No, it doesn’t, but that is, essentially, the reasoning of American Express. You shop with deadbeats, you will be treated as a deadbeat. According to US PIRG’s Ed Mierzwinski, these predictive analytics and the databases the information goes into is forming a new kind of score used to make lending decisions, a behavioral score.

According to press reports, American Express, at least, (MSNBC story) has admitted lowering the limits of otherwise good customers because they might shop at stores that customers who've defaulted on their cards also shopped at. I am sure other majors are also using behavioral scores. A credit score is derived from a regulated credit report. A behavioral score could be derived from a variety of unregulated information sources, including, in this case, where you use your card. "Experience and transaction" information is something that the bank obtains from your own account data. The bank can enhance it with commercially available outside data sources to develop a virtually unregulated dossier on you. Consumer groups including U.S. PIRG have long argued that "experience and transaction" information—one of the richest sources of detailed information about you—should be subject to greater privacy rights. It is not.

The Bottom Line

This is bad enough for individuals who have to deal with the credit ramifications and privacy issues that these practices raise, but what about a retailer or other business that is marked as a center for deadbeat activity? After all, it is really no business of the retailer if its customers are deadbeats, as long as they get paid, right? Is this going to cost them customers? Will it go onto some other “Experience and Transaction” database for other reasons that might come back and harm the retailer? This practice—unregulated and not covered by privacy laws—poses too many ethical and practical questions to be allowed to continue.

Behavioral scoring needs to be addressed by Congress and the incoming administration and it must be regulated at least as closely as credit scores in order to ensure that the information is used correctly and fairly.

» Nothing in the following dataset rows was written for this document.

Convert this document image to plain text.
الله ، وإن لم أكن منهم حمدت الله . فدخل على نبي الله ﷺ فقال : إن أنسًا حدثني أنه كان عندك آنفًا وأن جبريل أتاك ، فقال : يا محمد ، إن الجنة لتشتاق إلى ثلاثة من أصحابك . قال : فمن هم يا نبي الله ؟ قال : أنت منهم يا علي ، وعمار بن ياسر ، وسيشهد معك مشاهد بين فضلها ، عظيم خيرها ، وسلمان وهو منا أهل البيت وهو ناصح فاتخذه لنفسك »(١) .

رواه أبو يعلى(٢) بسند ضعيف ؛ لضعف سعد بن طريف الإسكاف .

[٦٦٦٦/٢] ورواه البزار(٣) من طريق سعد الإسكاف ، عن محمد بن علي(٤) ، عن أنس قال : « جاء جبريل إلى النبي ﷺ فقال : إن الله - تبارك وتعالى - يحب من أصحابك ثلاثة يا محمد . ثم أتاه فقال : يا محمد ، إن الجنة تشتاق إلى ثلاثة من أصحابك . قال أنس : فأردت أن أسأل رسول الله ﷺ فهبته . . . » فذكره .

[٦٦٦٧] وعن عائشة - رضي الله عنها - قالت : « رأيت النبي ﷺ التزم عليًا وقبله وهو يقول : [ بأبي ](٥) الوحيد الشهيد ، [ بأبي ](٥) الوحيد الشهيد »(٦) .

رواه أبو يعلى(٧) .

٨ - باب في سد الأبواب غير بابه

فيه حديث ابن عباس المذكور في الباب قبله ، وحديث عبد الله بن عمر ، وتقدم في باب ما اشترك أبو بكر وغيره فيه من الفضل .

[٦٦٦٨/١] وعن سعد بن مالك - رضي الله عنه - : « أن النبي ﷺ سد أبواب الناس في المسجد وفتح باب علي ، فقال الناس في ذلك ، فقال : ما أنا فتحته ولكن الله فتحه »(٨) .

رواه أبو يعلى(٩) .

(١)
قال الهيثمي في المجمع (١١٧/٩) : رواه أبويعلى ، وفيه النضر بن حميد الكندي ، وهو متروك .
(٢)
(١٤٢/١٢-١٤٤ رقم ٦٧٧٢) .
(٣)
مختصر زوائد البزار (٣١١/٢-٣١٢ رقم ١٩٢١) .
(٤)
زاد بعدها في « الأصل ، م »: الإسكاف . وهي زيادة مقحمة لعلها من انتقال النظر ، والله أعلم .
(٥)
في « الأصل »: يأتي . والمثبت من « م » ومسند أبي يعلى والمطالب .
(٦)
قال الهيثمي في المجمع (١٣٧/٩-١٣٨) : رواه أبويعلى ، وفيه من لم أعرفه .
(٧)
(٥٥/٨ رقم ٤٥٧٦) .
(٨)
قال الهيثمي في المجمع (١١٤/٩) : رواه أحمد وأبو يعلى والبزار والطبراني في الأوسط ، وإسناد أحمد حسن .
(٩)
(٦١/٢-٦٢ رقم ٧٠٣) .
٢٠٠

Frankly, the idea that your credit can be affected by the actions of consumers that you don’t know should be appalling to everyone and it should be stopped—not in the year-and-a-half the current credit card regulations will take to come into effect—today, now. If Obama, Pelosi, Reid and company want to show us all how much they care about The People, they can start by outlawing this obvious injustice to consumers and tacit threat to businesses.